Nucleophiles (N) such as triethylamine (TEA) and OH^– react with 3,5-dinitroanisole (3,5-DINA) in its lowest triplet state in aqueous or in mixed aqueous solutions and cause the formation of 3,5-dinitrophenolate (3,5-DNP). The quantum yield (Φ) of 3,5-DNP and the kinetics of the conversion have been investigated as a function of the concentration of N. The kinetics have been studied spectroscopically in the period between 50 ns and 120 s after flash excitation. The absorption spectra at three intermediate stages {X}, {Y} and {Z} are given and the transient species present at each stage are identified. The hydrogen-bonded triplet state is involved in three parallel reactions with N and yields an exciplex (E) and two σ-complexes with either a C(2)—N or a C(4)—N bond. The two σ-complexes return to 3,5-DINA. It is argued that binding in E arises from overlap of lone-pair orbitals on OCH₃ and on N and that E is the immediate precursor of a thermally more stable exciplex (X^u) and of the anion 3,5-DINA^–. Clustering of H₂O molecules around the H-bonded NO₂ groups in E lowers the activation energy required for its dissociation into 3,5-DINA^– and an ^˙OH radical. This explains why an asymptotic value Φ= 0.37 is reached at high concentrations of NaOH in aqueous solution, while Φ can become as large as 0.8 in CH₃CH + H₂O (1:1 by volume).

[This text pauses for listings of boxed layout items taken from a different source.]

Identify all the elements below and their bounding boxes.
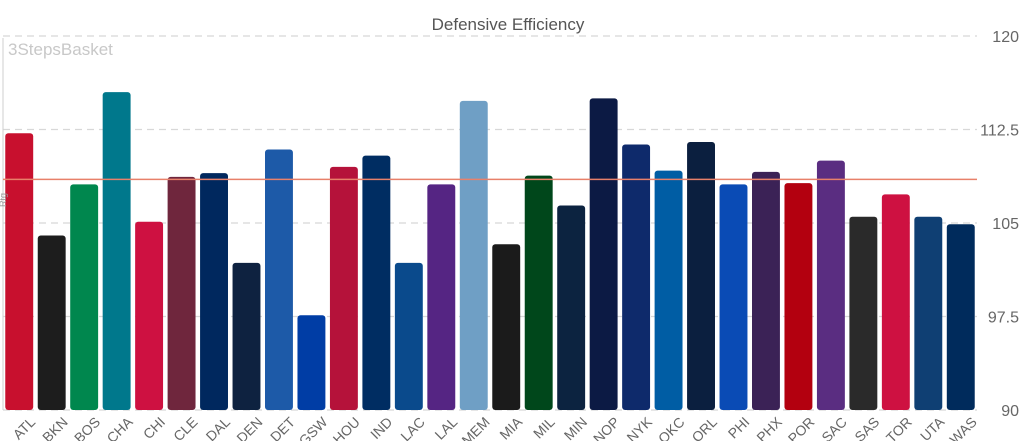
bar-uta: [914, 216, 943, 410]
bar-mil: [524, 175, 553, 410]
x-tick-label: MIA: [496, 413, 525, 441]
bar-cle: [167, 176, 196, 410]
bar-mia: [492, 244, 521, 410]
bar-chi: [135, 221, 164, 410]
bar-den: [232, 262, 261, 410]
bar-ind: [362, 155, 391, 410]
x-tick-label: PHI: [725, 414, 753, 441]
x-tick-label: GSW: [295, 413, 331, 441]
bar-min: [557, 205, 586, 410]
x-tick-label: LAC: [397, 414, 428, 441]
bar-gsw: [297, 315, 326, 410]
bar-nop: [589, 98, 618, 410]
x-tick-label: ORL: [688, 414, 720, 441]
bar-was: [946, 224, 975, 410]
bar-mem: [459, 100, 488, 411]
x-tick-label: CLE: [170, 414, 201, 441]
bar-dal: [200, 173, 228, 410]
x-tick-label: DAL: [202, 414, 233, 441]
x-tick-label: MEM: [458, 414, 492, 441]
bar-sas: [849, 216, 878, 410]
bar-bkn: [37, 235, 66, 410]
x-tick-label: MIN: [561, 414, 590, 441]
bar-sac: [816, 160, 845, 410]
x-tick-label: PHX: [753, 413, 785, 441]
bar-atl: [5, 133, 34, 411]
x-tick-label: HOU: [330, 414, 363, 441]
x-tick-label: POR: [785, 414, 818, 441]
y-tick-label: 90: [1001, 403, 1019, 420]
x-tick-label: BOS: [71, 414, 103, 441]
bars: [5, 92, 975, 411]
x-tick-label: WAS: [946, 414, 979, 441]
x-tick-label: SAS: [851, 414, 882, 441]
x-tick-label: NOP: [590, 414, 623, 441]
bar-por: [784, 183, 813, 410]
x-tick-label: ATL: [10, 414, 39, 441]
bar-cha: [102, 92, 131, 410]
bar-tor: [881, 194, 910, 410]
y-tick-label: 105: [992, 216, 1019, 233]
x-tick-label: CHA: [103, 413, 136, 441]
y-tick-label: 120: [992, 29, 1019, 46]
x-tick-label: BKN: [39, 414, 71, 441]
x-tick-label: NYK: [623, 413, 655, 441]
x-tick-label: TOR: [883, 414, 915, 441]
bar-phi: [719, 184, 748, 410]
x-tick-label: DET: [267, 413, 298, 441]
x-tick-label: UTA: [917, 413, 948, 441]
x-tick-label: DEN: [233, 414, 265, 441]
bar-lac: [394, 262, 423, 410]
gridlines: [3, 35, 977, 411]
x-tick-label: OKC: [655, 414, 688, 441]
x-tick-label: MIL: [530, 414, 558, 441]
bar-lal: [427, 184, 456, 410]
bar-hou: [329, 166, 358, 410]
x-tick-label: SAC: [818, 414, 850, 441]
x-tick-label: LAL: [431, 414, 460, 441]
x-tick-label: CHI: [140, 414, 168, 441]
y-tick-label: 112.5: [980, 123, 1019, 140]
bar-det: [265, 149, 293, 411]
bar-phx: [752, 171, 780, 410]
y-tick-label: 97.5: [988, 310, 1019, 327]
bar-okc: [654, 170, 683, 410]
chart-title: Defensive Efficiency: [432, 15, 585, 34]
watermark: 3StepsBasket: [8, 40, 113, 59]
x-tick-label: IND: [367, 414, 395, 441]
bar-nyk: [622, 144, 651, 410]
y-axis-label: Rtg: [0, 193, 8, 207]
y-axis-ticks: 90 97.5 105 112.5 120: [980, 29, 1019, 420]
bar-bos: [70, 184, 99, 410]
bar-orl: [687, 141, 715, 410]
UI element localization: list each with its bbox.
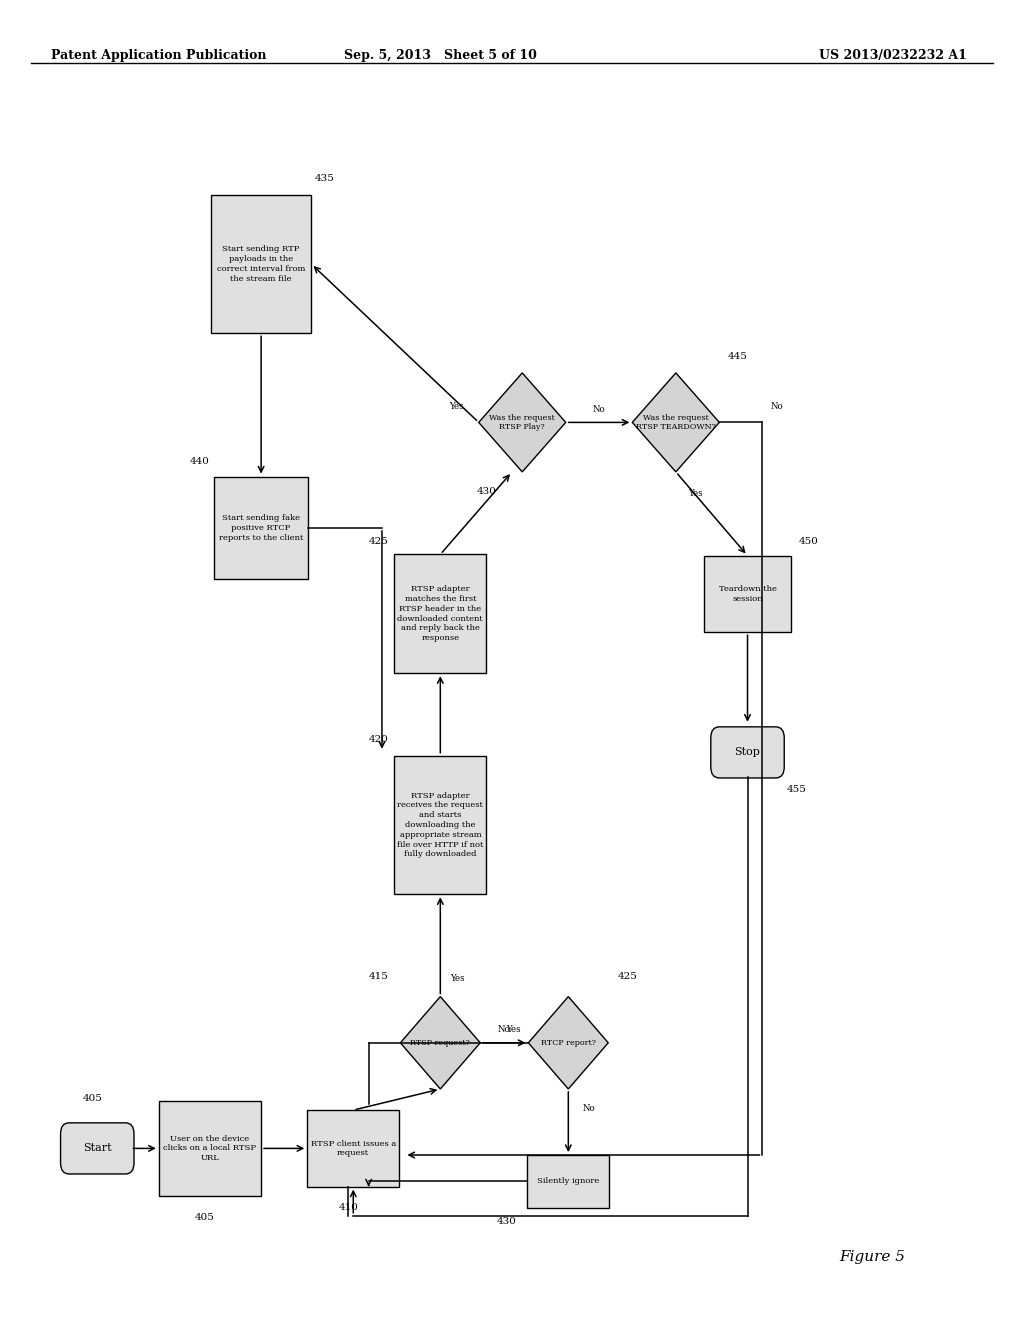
Text: 420: 420 bbox=[369, 735, 389, 743]
Text: 405: 405 bbox=[195, 1213, 215, 1221]
FancyBboxPatch shape bbox=[394, 755, 486, 895]
FancyBboxPatch shape bbox=[705, 556, 791, 632]
Text: Yes: Yes bbox=[506, 1026, 520, 1034]
Text: 440: 440 bbox=[189, 458, 210, 466]
FancyBboxPatch shape bbox=[214, 477, 308, 579]
Text: Start sending RTP
payloads in the
correct interval from
the stream file: Start sending RTP payloads in the correc… bbox=[217, 246, 305, 282]
Text: Yes: Yes bbox=[688, 488, 702, 498]
FancyBboxPatch shape bbox=[711, 727, 784, 777]
Text: 405: 405 bbox=[82, 1094, 102, 1102]
Text: No: No bbox=[771, 403, 783, 411]
Polygon shape bbox=[400, 997, 480, 1089]
FancyBboxPatch shape bbox=[394, 554, 486, 673]
Text: Silently ignore: Silently ignore bbox=[538, 1177, 599, 1185]
FancyBboxPatch shape bbox=[60, 1123, 134, 1173]
Text: Patent Application Publication: Patent Application Publication bbox=[51, 49, 266, 62]
Text: Figure 5: Figure 5 bbox=[840, 1250, 905, 1263]
Text: Teardown the
session: Teardown the session bbox=[719, 585, 776, 603]
Text: Start sending fake
positive RTCP
reports to the client: Start sending fake positive RTCP reports… bbox=[219, 515, 303, 541]
Polygon shape bbox=[479, 372, 565, 471]
FancyBboxPatch shape bbox=[307, 1110, 399, 1187]
Text: No: No bbox=[583, 1105, 595, 1113]
Text: RTSP client issues a
request: RTSP client issues a request bbox=[310, 1139, 396, 1158]
Text: Was the request
RTSP Play?: Was the request RTSP Play? bbox=[489, 413, 555, 432]
Text: 445: 445 bbox=[727, 352, 748, 360]
Text: 410: 410 bbox=[338, 1204, 358, 1212]
Text: Sep. 5, 2013   Sheet 5 of 10: Sep. 5, 2013 Sheet 5 of 10 bbox=[344, 49, 537, 62]
Text: RTSP adapter
matches the first
RTSP header in the
downloaded content
and reply b: RTSP adapter matches the first RTSP head… bbox=[397, 585, 483, 643]
Text: Yes: Yes bbox=[449, 403, 463, 411]
Text: RTSP request?: RTSP request? bbox=[411, 1039, 470, 1047]
Text: 455: 455 bbox=[786, 785, 807, 793]
Text: Was the request
RTSP TEARDOWN?: Was the request RTSP TEARDOWN? bbox=[636, 413, 716, 432]
Text: Stop: Stop bbox=[734, 747, 761, 758]
FancyBboxPatch shape bbox=[211, 195, 311, 333]
Text: RTCP report?: RTCP report? bbox=[541, 1039, 596, 1047]
Text: RTSP adapter
receives the request
and starts
downloading the
appropriate stream
: RTSP adapter receives the request and st… bbox=[397, 792, 483, 858]
Text: User on the device
clicks on a local RTSP
URL: User on the device clicks on a local RTS… bbox=[164, 1135, 256, 1162]
Text: 425: 425 bbox=[617, 973, 638, 981]
Text: No: No bbox=[498, 1026, 511, 1034]
Text: 430: 430 bbox=[476, 487, 497, 495]
FancyBboxPatch shape bbox=[527, 1155, 609, 1208]
Polygon shape bbox=[633, 372, 719, 471]
Text: 430: 430 bbox=[497, 1217, 517, 1225]
Polygon shape bbox=[528, 997, 608, 1089]
Text: Yes: Yes bbox=[451, 974, 465, 982]
FancyBboxPatch shape bbox=[159, 1101, 261, 1196]
Text: Start: Start bbox=[83, 1143, 112, 1154]
Text: No: No bbox=[593, 405, 605, 413]
Text: 435: 435 bbox=[314, 174, 335, 182]
Text: 450: 450 bbox=[799, 537, 819, 545]
Text: 425: 425 bbox=[369, 537, 389, 545]
Text: US 2013/0232232 A1: US 2013/0232232 A1 bbox=[819, 49, 967, 62]
Text: 415: 415 bbox=[369, 973, 389, 981]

Exciplex X^u is attacked on C(1) by N and H₂O. In the case of OH^– these two reactions produce a complex σ{C(1)—OH^–}, which is subsequently converted into 3,5-DNP. When TEA replaces NaOH in the solutions, there are two paths to 3,5-DNP. One starts with the reaction of the triplet-state molecule with OH^– present and is essentially the same path encountered in the case of NaOH. The second path starts with the reaction of the triplet-state molecule with TEA, which yields an exciplex E(TEA). At low concentration of TEA this route is of relatively little importance, presumably because E(TEA) dissociates efficiently into the anion of 3,5-DINA and TEA⁺.